Other clues come from a randomized controlled trial on Medicaid expansion in Oregon that started in 2008. Potential Medicaid enrollees were randomly selected through a lottery, which allowed researchers to look specifically at the impacts of having coverage versus not having coverage. It’s rare to have data on public policy like this — randomized controlled trials are considered the gold standard in public health — and the program has been heavily scrutinized, with different groups drawing different conclusions from what’s been seen so far. People newly enrolled in Medicaid did not show measurable improvements to their physical health, but experts argue that the sample size is too small to say whether there has been improvement. However, people in the program were more likely to report that their health was the same as or better than it was the year before, and there was a decrease in the rate of depression among enrollees. Use of the emergency room, which is much more expensive than care in other settings, increased — it had been expected to decrease — making it unclear how much expanded Medicaid coverage would reduce overall spending in the long term. But as financial insurance, the plan was a success: Catastrophic health costs (defined as out-of-pocket expenses that total more than 30 percent of a household’s income) were virtually eliminated for enrollees, while they affected 5.5 percent of the group not assigned to receive coverage. Medical debt and the percentage of people who had to borrow money to pay medical bills also went down.

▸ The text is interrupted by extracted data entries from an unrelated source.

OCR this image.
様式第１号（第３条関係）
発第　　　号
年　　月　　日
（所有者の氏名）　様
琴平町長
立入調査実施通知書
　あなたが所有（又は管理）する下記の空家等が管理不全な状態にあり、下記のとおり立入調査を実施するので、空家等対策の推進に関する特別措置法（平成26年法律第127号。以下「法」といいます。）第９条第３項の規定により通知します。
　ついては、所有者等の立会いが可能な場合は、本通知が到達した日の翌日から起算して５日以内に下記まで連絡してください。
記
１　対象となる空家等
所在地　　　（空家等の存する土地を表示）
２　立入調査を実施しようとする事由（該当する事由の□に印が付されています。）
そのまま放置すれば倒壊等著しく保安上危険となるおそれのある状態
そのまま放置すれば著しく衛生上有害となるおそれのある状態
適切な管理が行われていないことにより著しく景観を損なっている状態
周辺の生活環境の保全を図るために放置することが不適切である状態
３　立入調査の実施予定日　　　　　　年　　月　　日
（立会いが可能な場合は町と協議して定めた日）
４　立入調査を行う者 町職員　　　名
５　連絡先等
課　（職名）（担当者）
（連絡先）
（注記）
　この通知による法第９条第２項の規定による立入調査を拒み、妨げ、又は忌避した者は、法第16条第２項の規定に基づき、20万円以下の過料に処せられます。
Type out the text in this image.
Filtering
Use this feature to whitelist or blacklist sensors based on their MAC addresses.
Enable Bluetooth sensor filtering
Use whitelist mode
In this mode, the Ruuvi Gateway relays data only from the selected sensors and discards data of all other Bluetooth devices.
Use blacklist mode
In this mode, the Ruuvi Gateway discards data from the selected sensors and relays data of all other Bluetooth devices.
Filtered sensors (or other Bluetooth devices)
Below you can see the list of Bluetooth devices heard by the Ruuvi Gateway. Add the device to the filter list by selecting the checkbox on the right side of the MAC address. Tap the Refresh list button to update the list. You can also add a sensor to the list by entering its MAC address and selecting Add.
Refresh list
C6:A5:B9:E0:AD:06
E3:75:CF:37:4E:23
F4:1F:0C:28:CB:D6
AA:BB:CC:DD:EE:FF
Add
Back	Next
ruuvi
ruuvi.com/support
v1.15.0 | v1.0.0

The Oregon study is sort of a microcosm of the national health care landscape. It’s clear that coverage increased, but questions about the quality and cost remain. And importantly, as with the ACA, it’s too soon to say definitively what the long-term effects on health or spending will be. If the changes promised by the GOP come to fruition, we’ll never know what the full effect of the ACA would have been, good or bad. But because the law has already led to so many changes, any policy enacted during Trump’s presidency will by necessity be a response to the Affordable Care Act. No matter what happens next, Obama has forever left his mark on the U.S. health care landscape.
CORRECTION (March 16, 3:45 p.m.): An earlier version of the first chart in this article contained incorrect data for the share of people without insurance; it included people of all ages, though it should have included only people under 65. The chart also misstated the category of Americans shown: They are people under 65 with employer-sponsored insurance, not employee-sponsored insurance. The chart has been corrected.